Molti vocabolari on line – quello del “Corriere della Sera”, per esempio – non la riportano nemmeno questa parola, probabilmente perché è abbastanza nuova e confinata al linguaggio aziendale. Nel quale, spiega la Treccani, sta ad indicare «di chi opera con il supporto di metodologie e strumenti utili a percepire anticipatamente i problemi, le tendenze o i cambiamenti futuri, al fine di pianificare le azioni opportune in tempo».
Derivato dall’inglese proactive, proattivo sarebbe composto, stando appunto alla Treccani, dalla particella pro e non dall’aggettivo attivo ma dall’aggettivo reattivo, questione su cui Wikizionario – il vocabolario libero di Wikipedia che proprio in questi giorni bussa alle porte a chiedere un contributo economico per la propria sopravvivenza – non concorda, rimandando appunto ad attivo ed aggiungendo questo significato: «Di chi ha la capacità di reagire agli eventi in modo consapevole e responsabile non lasciandosi condizionare dalle proprie impulsive remore psicologiche e dalle circostanze ambientali esterne». Come si noterà, però, il verbo impiegato è “reagire”, non “agire”.
In entrambi i casi, tuttavia, è la particella di derivazione latina “pro” che viene impiegata nella sua accezione anticipatoria, quella solitamente assolta dalla sua gemella “pre”, anziché nella sua dimensione generosa, vale a dire di qualcosa a favore di qualcos’altro.

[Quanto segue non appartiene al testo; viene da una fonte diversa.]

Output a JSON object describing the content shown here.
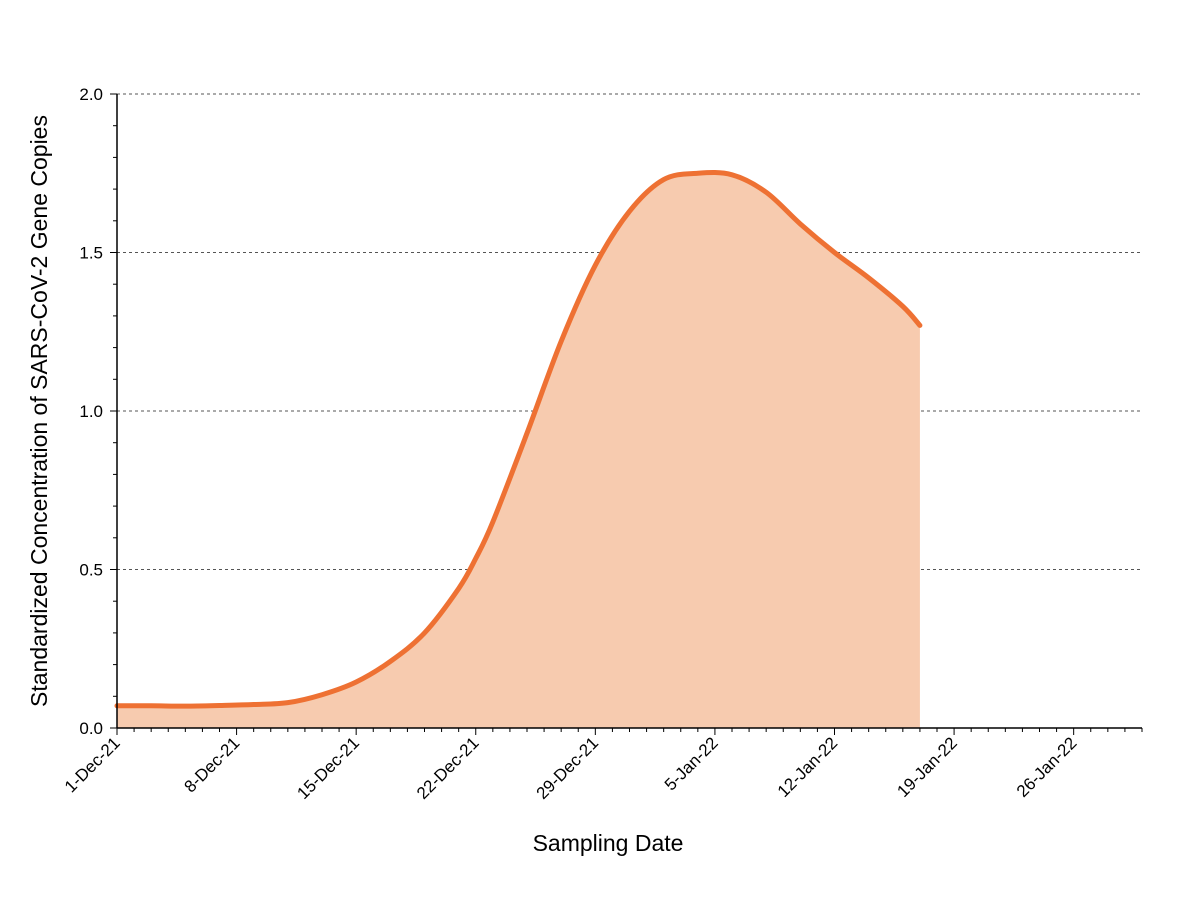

Così, a chi scrive, piace pensarla questa parola, da riferire a chi agisce facendosi carico di chi è oggetto di quell’azione e, sì, con pre-videnza più che con pre-veggenza.
Se si fosse un po’ più proattivi anche al di fuori dell’ambito aziendale e bocconiano, se ne avrebbe beneficio, per sé e per gli altri: essere in grado di andare incontro ai problemi ed ai bisogni è salutare, riduce i primi, soddisfa i secondi. Prosit.